Governed Self-Service Analytics: Community (4/10)

Self-service analytics community is a group of people who share the common interest about self-service analytics and common value about data-driven decision-making culture.

Why people are motivated for the internal self-service community?

The self-service community motivations are as followings:

  • Empowerment: Self-service stems from – and affects – a wider macro trend of DIY on one hand, and collaboration on the other hand: content builders are taking the lead for services they require, and often collaborate with others. The key is to offer the members empowerment and control over the process, so they can choose the level of services they would like to engage in, thus affecting the overall experience.
  • Convenience: The benefit of community self-service is obvious – they can get fast access to the information they need without having to email or call IT or a contact center. According to Forrester, 78% of people prefer to get answers via a company’s website versus telephone or email.
  • Engagement: It is their shared ideas, interests, professions that bring people together to form a community. The members join in because they wish to share, contribute and learn from one another. Some members contribute, while others benefit from the collective knowledge shared within the community. This engagement is amplified when members induce discussion and debate about tools, features, processes and services provided and any new products that are being introduced. The discussions within the community inform and familiarize people with the new and better ways of getting things done – the best practices.
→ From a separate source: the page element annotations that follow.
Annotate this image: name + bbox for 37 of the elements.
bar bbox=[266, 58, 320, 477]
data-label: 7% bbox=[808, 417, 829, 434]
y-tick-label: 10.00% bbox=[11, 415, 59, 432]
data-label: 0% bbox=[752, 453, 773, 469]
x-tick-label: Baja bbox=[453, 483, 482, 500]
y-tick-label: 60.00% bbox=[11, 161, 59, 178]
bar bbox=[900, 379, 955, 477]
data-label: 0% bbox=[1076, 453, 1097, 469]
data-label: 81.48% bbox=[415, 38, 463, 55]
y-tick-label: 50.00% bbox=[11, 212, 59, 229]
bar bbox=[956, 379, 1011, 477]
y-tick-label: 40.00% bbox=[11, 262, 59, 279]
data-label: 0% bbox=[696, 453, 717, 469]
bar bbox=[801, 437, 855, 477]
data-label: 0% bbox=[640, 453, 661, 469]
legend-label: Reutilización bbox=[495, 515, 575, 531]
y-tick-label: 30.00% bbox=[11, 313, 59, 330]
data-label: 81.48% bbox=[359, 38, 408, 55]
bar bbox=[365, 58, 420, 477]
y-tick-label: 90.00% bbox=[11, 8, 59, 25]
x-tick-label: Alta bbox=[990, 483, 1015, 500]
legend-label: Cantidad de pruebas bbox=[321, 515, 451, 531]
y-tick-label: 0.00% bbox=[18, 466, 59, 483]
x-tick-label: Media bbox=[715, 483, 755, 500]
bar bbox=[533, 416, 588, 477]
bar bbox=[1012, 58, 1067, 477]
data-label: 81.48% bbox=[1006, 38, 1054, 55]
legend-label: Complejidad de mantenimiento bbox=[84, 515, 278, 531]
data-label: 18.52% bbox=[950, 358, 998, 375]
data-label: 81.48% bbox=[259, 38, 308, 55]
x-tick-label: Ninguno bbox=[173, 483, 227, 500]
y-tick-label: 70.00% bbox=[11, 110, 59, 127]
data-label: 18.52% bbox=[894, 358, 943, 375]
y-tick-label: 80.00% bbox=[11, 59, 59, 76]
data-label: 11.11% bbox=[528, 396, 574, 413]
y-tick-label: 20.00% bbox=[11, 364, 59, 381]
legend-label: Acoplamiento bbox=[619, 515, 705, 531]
How to start creating an internal user community?

When you start creating an internal user community, you need to keep in mind that a lot of community activities are completely dependent on intranet. So you need to ensure that the community is one that can be easily accessed by the maximum number of people. Below is the checklist:

  • Determine a purpose or goal for it. One example: The place you find anything and everything about self-service analytics. Community is the place of sharing, learning, collaborating….
  • Decide who your target audience will be. Most likely audience should be those content developers and future content developers. Mostly likely the audiences are not the server end users.
  • Design the site keeping in mind the tools for interaction and the structure of your community.
  • Decide upon the manner in which you will host the community.
  • Create the community using tools available within your organization.
  • Create interesting content for the community.
  • Invite or attract members to join your community. Try to find out who has the developer licenses and send invitation to all of them.
  • Administer it properly so that the community flourishes and expands. It is a good practice to have at least two volunteers as moderators who make sure to answer user’s questions timely and close out all open questions if possible.
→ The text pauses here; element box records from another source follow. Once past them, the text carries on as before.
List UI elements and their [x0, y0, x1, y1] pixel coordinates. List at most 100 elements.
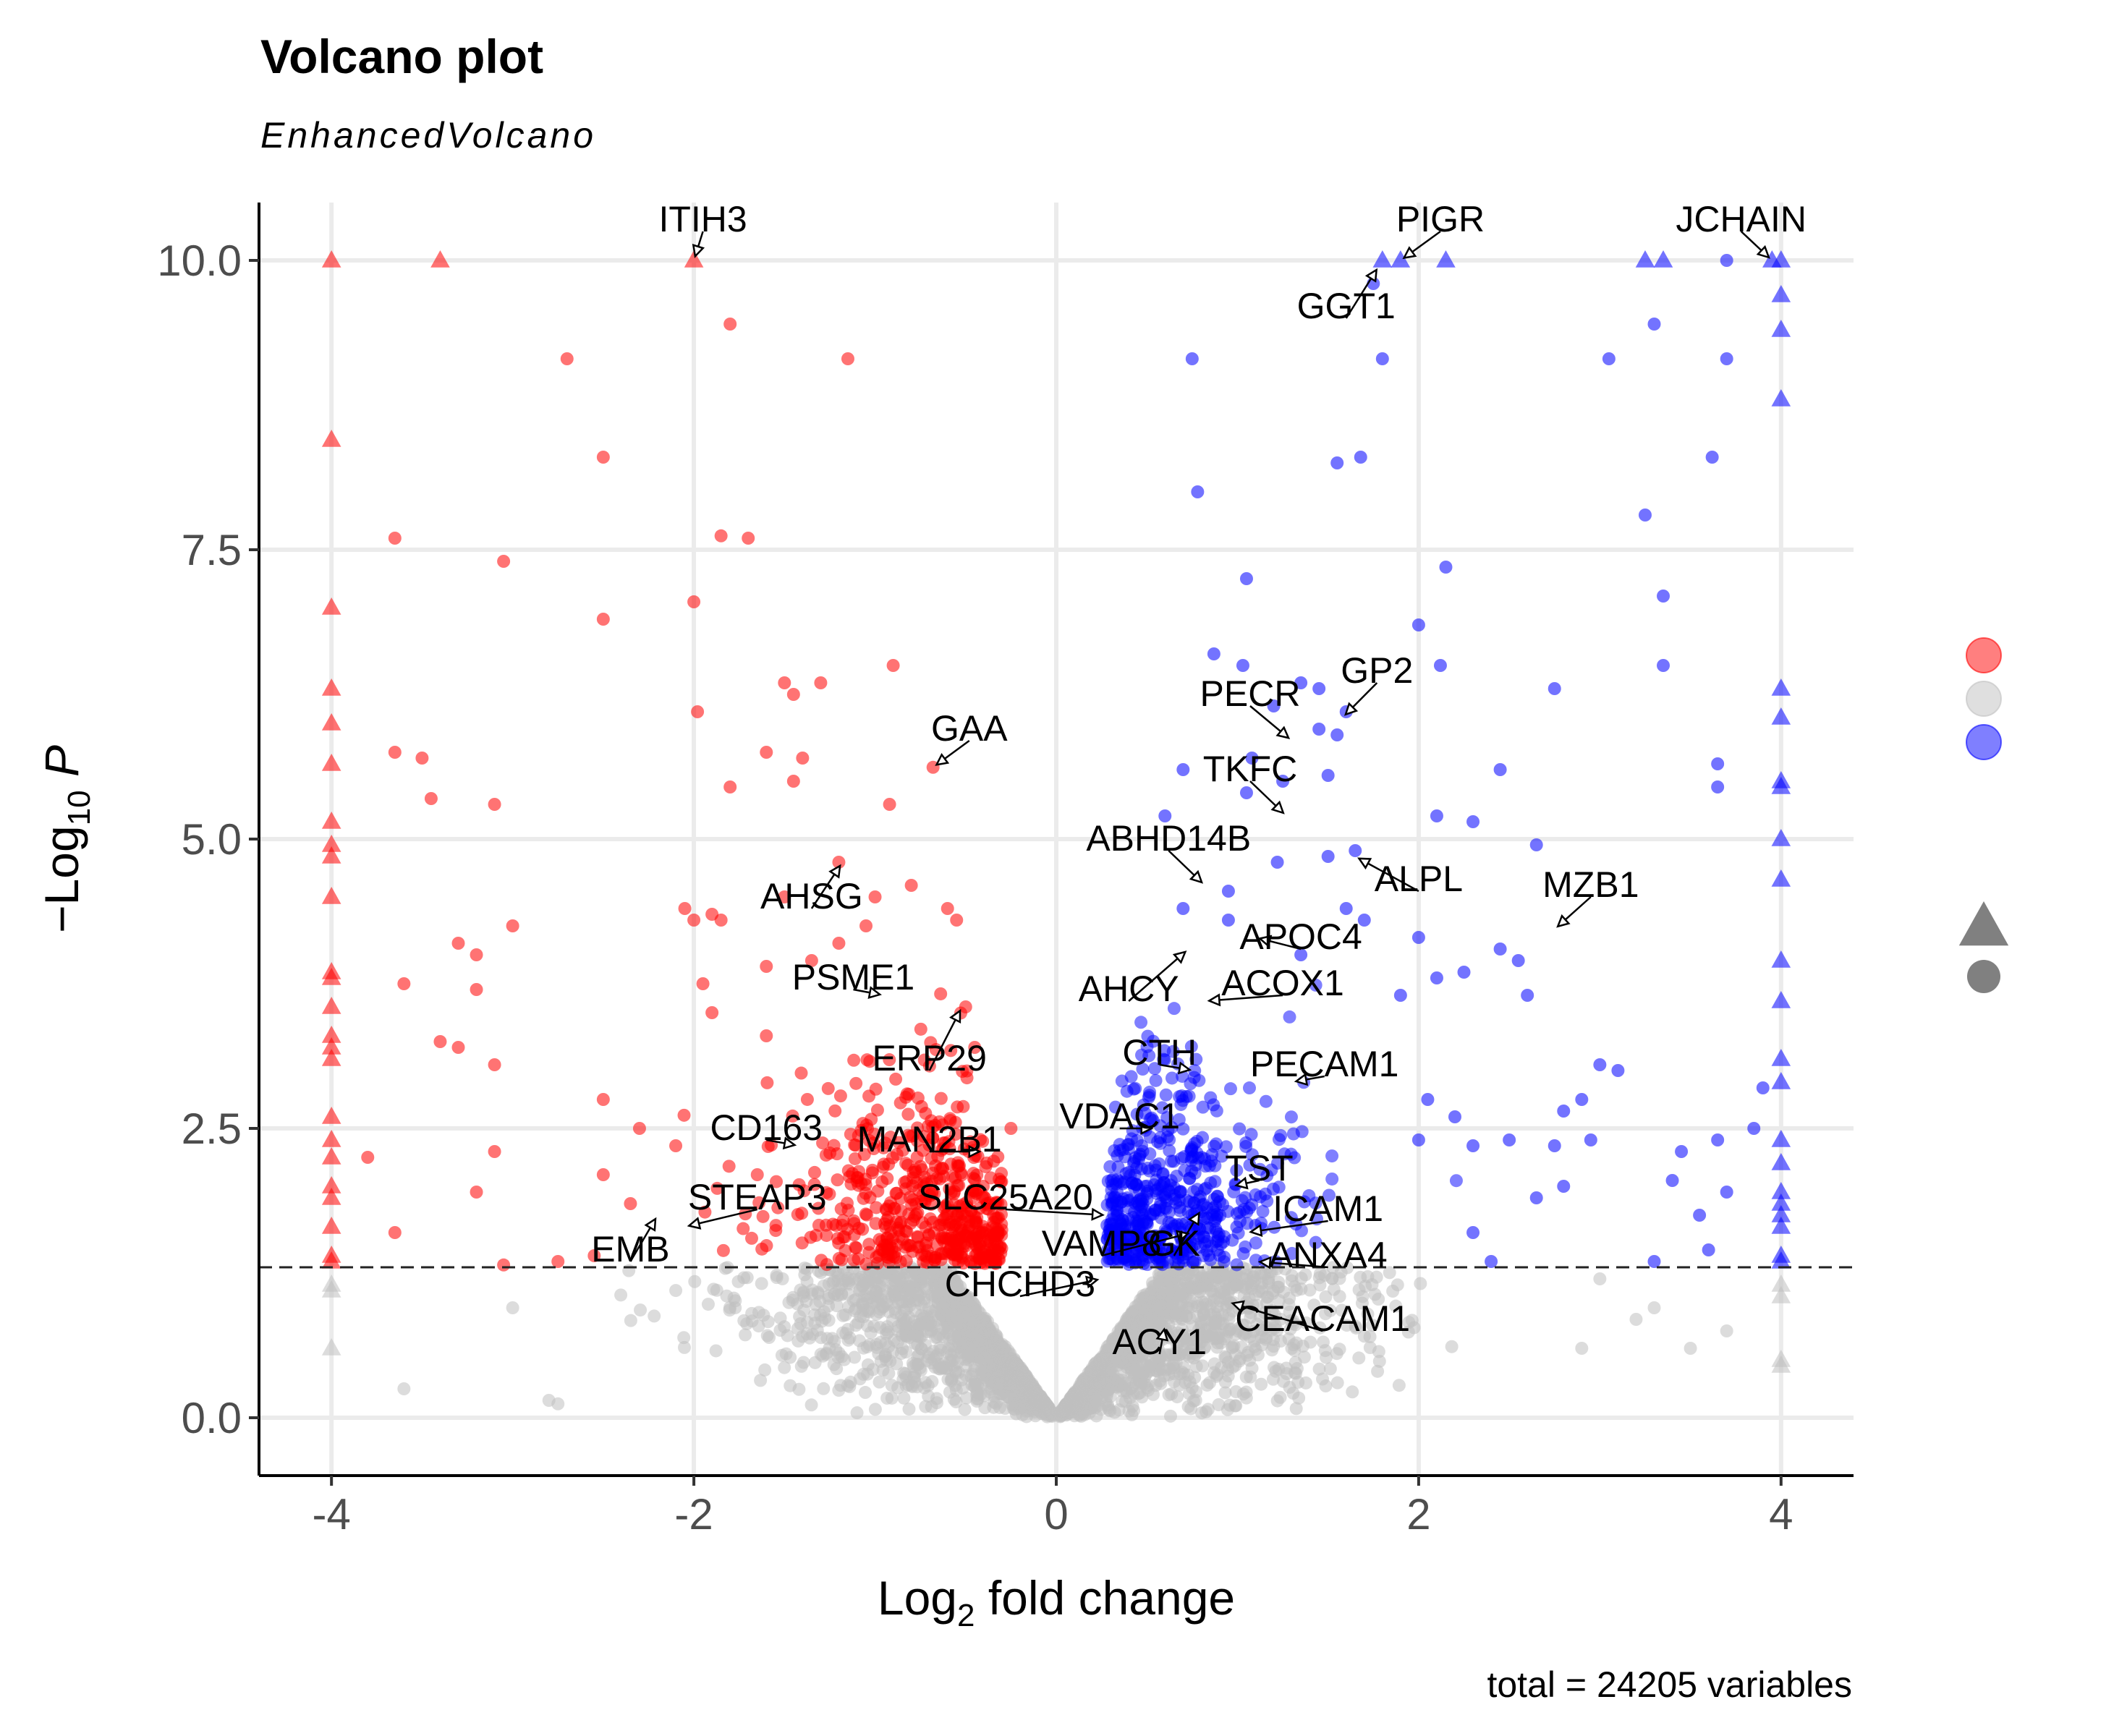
- point-down: [804, 954, 818, 967]
- point-down: [786, 1109, 799, 1123]
- point-up: [1323, 1188, 1336, 1202]
- point-down-triangle: [321, 997, 341, 1014]
- point-down: [956, 1239, 970, 1253]
- point-up: [1421, 1093, 1435, 1106]
- point-down: [916, 1144, 930, 1157]
- point-up: [1183, 1172, 1197, 1186]
- point-ns: [1121, 1340, 1134, 1354]
- point-ns: [1167, 1375, 1181, 1389]
- point-down: [829, 1219, 843, 1233]
- point-ns: [942, 1342, 956, 1356]
- point-down: [919, 1220, 933, 1234]
- point-ns: [707, 1282, 721, 1296]
- point-up: [1136, 1063, 1150, 1076]
- point-ns: [956, 1381, 969, 1395]
- x-axis-title: Log2 fold change: [878, 1571, 1235, 1633]
- point-ns: [841, 1379, 854, 1392]
- point-ns: [678, 1340, 692, 1354]
- point-ns: [1313, 1321, 1327, 1335]
- point-ns: [1002, 1390, 1016, 1404]
- point-ns: [1272, 1280, 1286, 1294]
- data-points: [321, 250, 1791, 1410]
- point-down: [975, 1252, 988, 1266]
- point-ns: [1244, 1311, 1257, 1324]
- point-ns: [975, 1350, 988, 1364]
- label-arrowhead: [1756, 244, 1770, 259]
- point-ns: [1265, 1343, 1279, 1357]
- point-ns: [1167, 1357, 1181, 1371]
- point-up: [1124, 1169, 1137, 1183]
- point-ns: [1010, 1370, 1024, 1384]
- point-ns: [832, 1282, 846, 1296]
- point-up: [1160, 1225, 1173, 1238]
- point-ns: [958, 1403, 972, 1416]
- point-ns: [1149, 1288, 1163, 1302]
- legend-key-circle: [1967, 960, 2000, 993]
- point-ns: [1268, 1308, 1281, 1322]
- point-ns-triangle: [1771, 1356, 1791, 1373]
- point-up: [1457, 966, 1471, 979]
- point-up: [1150, 1251, 1163, 1265]
- point-ns: [1090, 1409, 1103, 1423]
- point-down: [760, 1076, 774, 1089]
- point-down: [497, 555, 511, 568]
- point-ns: [755, 1277, 768, 1290]
- point-up: [1521, 989, 1534, 1002]
- label-arrowhead: [1187, 1211, 1200, 1226]
- point-ns: [784, 1379, 797, 1392]
- point-up: [1176, 902, 1190, 915]
- point-ns: [902, 1403, 916, 1416]
- label-connector: [1128, 950, 1186, 1002]
- point-down: [838, 1230, 852, 1244]
- label-arrowhead: [1364, 268, 1378, 283]
- point-down-triangle: [321, 1130, 341, 1147]
- point-up: [1143, 1085, 1157, 1099]
- label-arrowhead: [687, 1217, 702, 1230]
- point-up-triangle: [1771, 320, 1791, 337]
- point-down: [870, 1201, 883, 1214]
- point-up: [1705, 451, 1719, 464]
- legend-key-ns: [1966, 681, 2002, 717]
- point-up: [1152, 1241, 1166, 1255]
- point-up: [1197, 1230, 1210, 1243]
- point-up: [1191, 485, 1205, 498]
- point-ns: [886, 1345, 900, 1358]
- point-ns: [1371, 1364, 1385, 1378]
- point-ns: [949, 1296, 963, 1310]
- point-down: [951, 1156, 965, 1170]
- point-ns: [1241, 1345, 1255, 1359]
- point-down: [769, 1175, 783, 1188]
- point-ns: [1228, 1348, 1242, 1361]
- point-ns: [1402, 1316, 1416, 1329]
- point-down: [934, 987, 948, 1000]
- point-ns: [1352, 1351, 1366, 1365]
- gene-label: PIGR: [1396, 199, 1485, 239]
- point-ns: [1354, 1270, 1367, 1284]
- point-ns: [1252, 1285, 1265, 1298]
- point-ns: [993, 1352, 1007, 1366]
- point-ns: [1280, 1367, 1294, 1381]
- point-ns: [977, 1334, 990, 1348]
- gene-label: MAN2B1: [857, 1119, 1002, 1160]
- point-ns: [1245, 1361, 1259, 1375]
- point-ns: [1269, 1364, 1283, 1378]
- point-up: [1354, 451, 1367, 464]
- label-arrowhead: [1270, 800, 1285, 814]
- point-down: [796, 752, 810, 765]
- point-down: [899, 1157, 913, 1170]
- point-ns: [970, 1392, 984, 1406]
- label-arrowhead: [1230, 1300, 1245, 1313]
- point-down: [870, 1251, 883, 1264]
- point-up: [1149, 1073, 1163, 1087]
- point-ns: [940, 1361, 954, 1375]
- point-ns: [1214, 1361, 1228, 1374]
- point-ns: [1181, 1369, 1195, 1382]
- point-down: [771, 1201, 785, 1214]
- label-arrowhead: [968, 1144, 982, 1159]
- point-ns: [1179, 1309, 1193, 1323]
- point-down: [859, 1173, 873, 1186]
- point-down: [596, 1093, 610, 1106]
- point-ns: [945, 1313, 959, 1327]
- point-ns: [831, 1270, 845, 1284]
- point-up: [1126, 1211, 1140, 1225]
Who are the community members?screenshot_20

The audiences are all the content builders or content developers from business and IT across organization. Of course, the governing body or council members are the cores of the community. It is a good practice that council members lead most if not all the community activities. The community audiences also include future potential content builders. Council should put some focuses to reach out to those potential content builders. The end information consumers, those who get dashboards or reports, are normally not parts of the community, as end information consumers really do not care too much tools, technology or processes associated with the self-service. All end information consumers care is the data, insights and actions.

What are the community activities?

The quick summary is in the below picture. More detailed will be discussed later on.

  • Intranet: Your community home. It is the place for everything and everything about your self-service analytics. The tool, process, policies, best practices, system configuration, usage, data governance polices, server policies, publishing process, license purchasing process, tip, FAQ, etc.
  • Training: The knowledge base at community intranet is good but is not good enough. Although most of the new self-service tools are designed for easy of use, they do have a few learning curves. Training has to be organized to better leverage the investment.
  • User Meetings: User summit or regular best practice sharing is one must have community activity.
  • License Model: When a lot of business super users have dashboard development tools, what is most cost effective license model for dashboard development tools? Do you want to charge back for the server usage?
  • Support Process: Who support the dashboards developed by business super users? What is IT’s vs. business’ role in support end users?
  • External Community: Most self-service software vendors have ver active local or virtual or industrial community. How to leverage external community? How to learn the best practices?

Key takeaway: Build a strong community is the critical piece for success self-service analytics deployment in enterprise.